The United States consents to the taxation of pay or compensation [of] an officer or employee of the United States . . . by a duly constituted taxing authority having jurisdiction, if the taxation does not discriminate against the officer or employee because of the source of the pay or compensation.

Since the statute’s enactment, the Court has upheld an Alabama income tax that did not discriminate on the basis of the source of the employee’s compensation. Jefferson County v. Acker, 527 U.S. 423 (1999).  But the Court invalidated a Michigan tax that discriminated in favor of retired state employees and against retired federal employees. Davis, 489 U.S. at 814.  The Court struck down a Kansas law that taxed retirement benefits of federal military personnel at a higher rate than state and local government retirement benefits.  Barker v. Kansas, 503 U.S, 594, 599 (1992).  The Court also rejected a Texas law that imposed a property tax on a private company operating on land leased from the federal government, but imposed a less burdensome tax on property leased from the State. Phillips Chemical Co. v. Dumas Independent School Dist., 361 U.S. 376, 378, 380 (1960).

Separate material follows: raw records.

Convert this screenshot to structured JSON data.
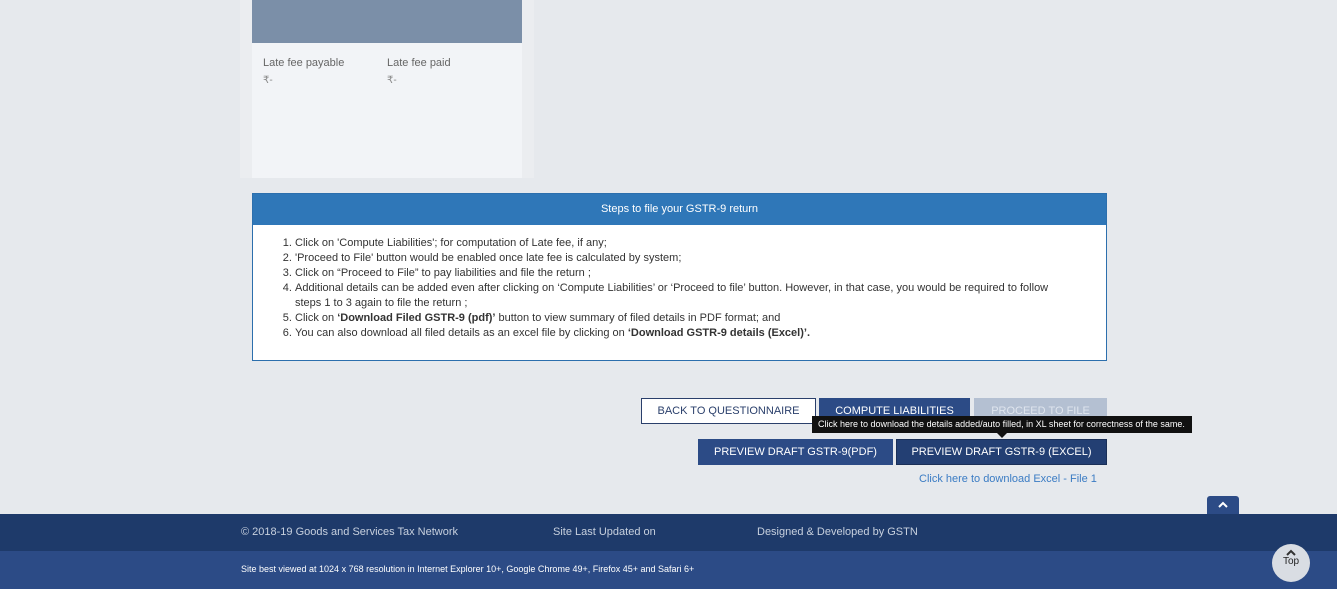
{
  "late_fee": {
    "payable_label": "Late fee payable",
    "payable_value": "₹-",
    "paid_label": "Late fee paid",
    "paid_value": "₹-"
  },
  "steps": {
    "title": "Steps to file your GSTR-9 return",
    "items": [
      {
        "text": "Click on 'Compute Liabilities'; for computation of Late fee, if any;"
      },
      {
        "text": "'Proceed to File' button would be enabled once late fee is calculated by system;"
      },
      {
        "text": "Click on “Proceed to File” to pay liabilities and file the return ;"
      },
      {
        "text": "Additional details can be added even after clicking on ‘Compute Liabilities’ or ‘Proceed to file’ button. However, in that case, you would be required to follow steps 1 to 3 again to file the return ;"
      },
      {
        "pre": "Click on ",
        "bold": "‘Download Filed GSTR-9 (pdf)’",
        "post": " button to view summary of filed details in PDF format; and"
      },
      {
        "pre": "You can also download all filed details as an excel file by clicking on ",
        "bold": "‘Download GSTR-9 details (Excel)’.",
        "post": ""
      }
    ]
  },
  "buttons": {
    "back": "BACK TO QUESTIONNAIRE",
    "compute": "COMPUTE LIABILITIES",
    "proceed": "PROCEED TO FILE",
    "preview_pdf": "PREVIEW DRAFT GSTR-9(PDF)",
    "preview_excel": "PREVIEW DRAFT GSTR-9 (EXCEL)"
  },
  "tooltip": "Click here to download the details added/auto filled, in XL sheet for correctness of the same.",
  "download_link": "Click here to download Excel - File 1",
  "footer": {
    "copyright": "© 2018-19 Goods and Services Tax Network",
    "last_updated": "Site Last Updated on",
    "designed": "Designed & Developed by GSTN",
    "best_viewed": "Site best viewed at 1024 x 768 resolution in Internet Explorer 10+, Google Chrome 49+, Firefox 45+ and Safari 6+"
  },
  "top_button": "Top"
}
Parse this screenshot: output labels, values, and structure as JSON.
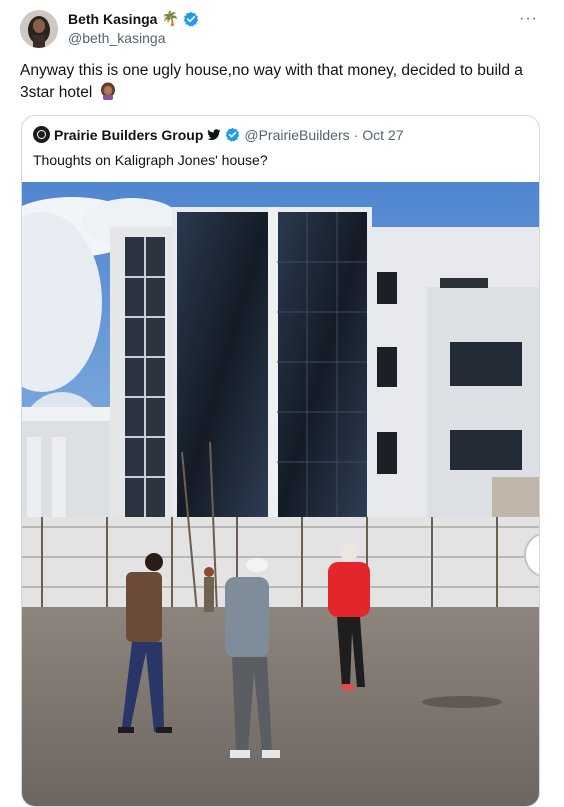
{
  "author": {
    "name": "Beth Kasinga",
    "name_emoji": "🌴",
    "handle": "@beth_kasinga"
  },
  "more_label": "···",
  "tweet": {
    "text": "Anyway this is one ugly house,no way with that money, decided to build a 3star hotel"
  },
  "quoted": {
    "name": "Prairie Builders Group",
    "handle": "@PrairieBuilders",
    "separator": "·",
    "date": "Oct 27",
    "text": "Thoughts on Kaligraph Jones' house?"
  },
  "colors": {
    "verified_blue": "#1d9bf0",
    "secondary_text": "#536471",
    "border": "#cfd9de",
    "sky": "#5b8fd0",
    "building_white": "#e6e8eb",
    "glass": "#1f2a38",
    "ground": "#7b7570"
  },
  "icons": [
    "palm-tree-emoji",
    "verified-badge-icon",
    "more-icon",
    "woman-facepalm-emoji",
    "twitter-bird-icon"
  ]
}
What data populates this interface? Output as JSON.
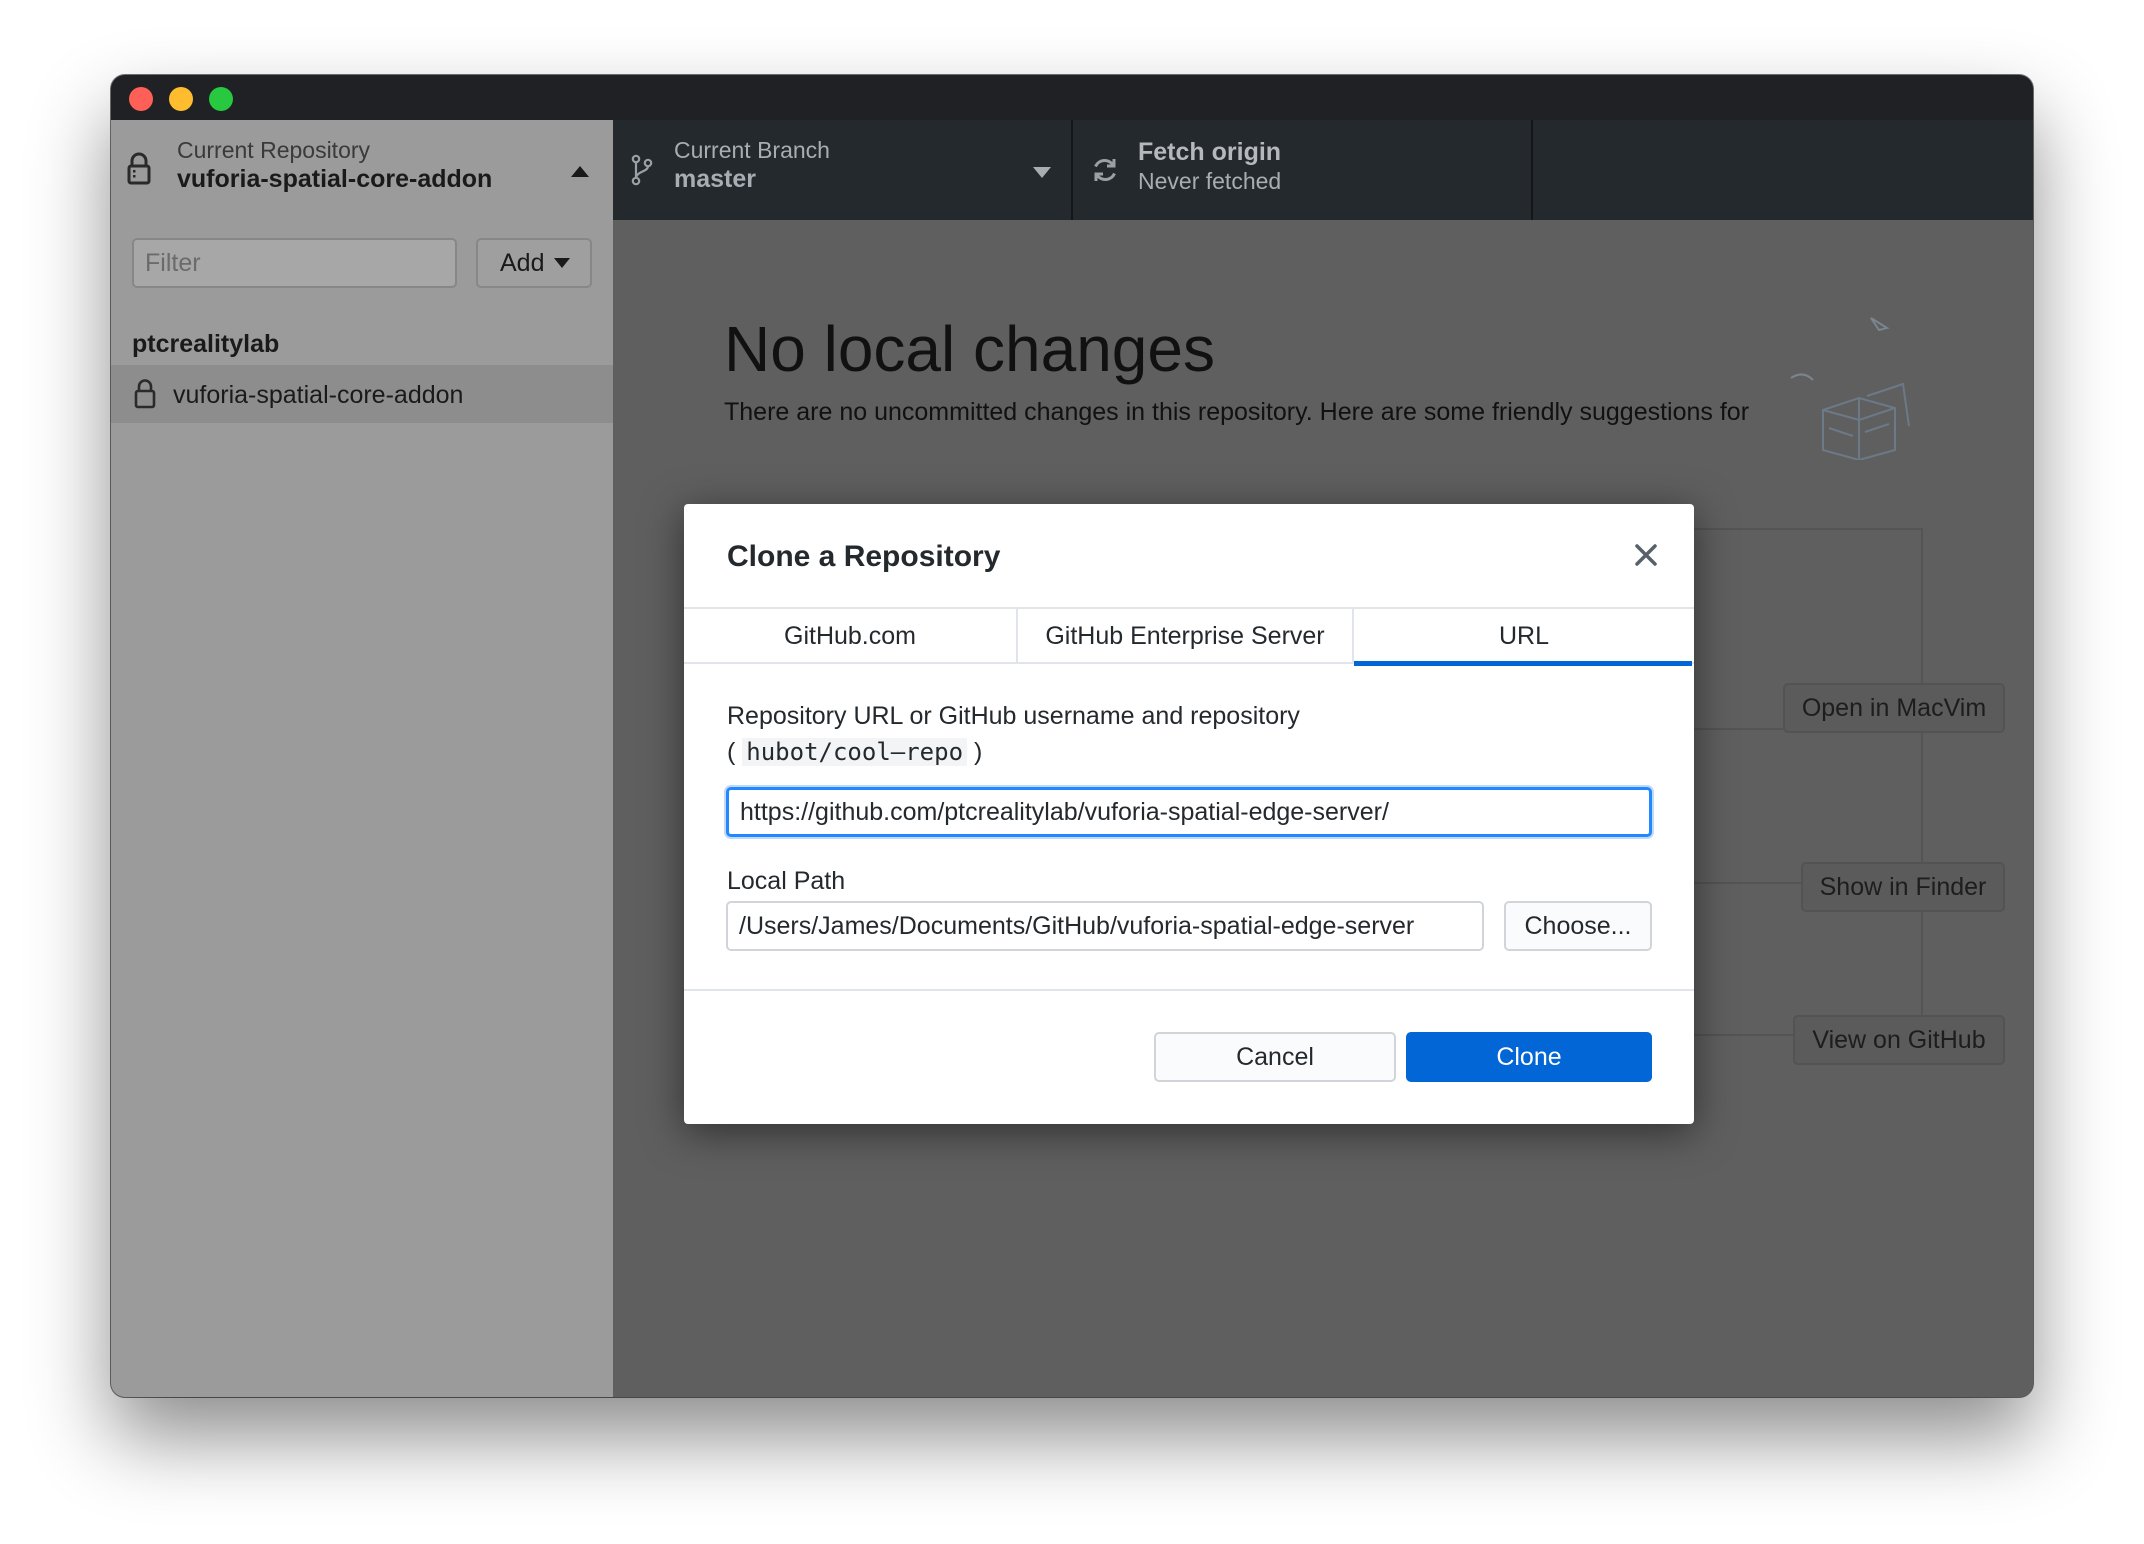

The petitioner, James Dawson, worked for the U.S. Marshals Service, a federal law enforcement agency.  He is retired and he receives federal retirement benefits.  West Virginia taxes the retirement benefits of all former federal employees, including Mr. Dawson’s retirement benefits; but West Virginia does not tax the pensions of former state law enforcement employees.  Mr. Dawson sued alleging that West Virginia violated 4 U.S.C. § 111 by imposing a discriminatory tax on his federal retirement benefits.

The Supreme Court held that a State violates §111 when it treats retired state employees more favorably than retired federal employees and “no significant differences between the two classes” justify the differential treatment. Davis, 489 U.S. at 814-816 (1989).  Here West Virginia expressly affords state law enforcement retirees a tax benefit that similar federal retirees cannot receive.  West Virginia did not dispute that there were no significant differences between Mr. Dawson’s job responsibilities and those of the tax-exempt state law enforcement retirees.

West Virginia threw up a medley of arguments in support of its tax: 1) the tax should be allowed because it affects so few people it could not interfere with the operations of the federal government; 2) the tax should be upheld because it was not intended to harm federal retirees but only to help state retirees; 3) the State treats federal employees no worse than some similarly situated state employees; and 4) the State favors state law enforcement retirees only because their pensions are less generous than those of their federal counterparts.  The Court rejected all of these arguments.  None of the arguments surmounts the meaning of the plain words of §111.

The Court held that West Virginia’s tax statute unlawfully discriminates against federal law enforcement retirees, such as Mr. Dawson.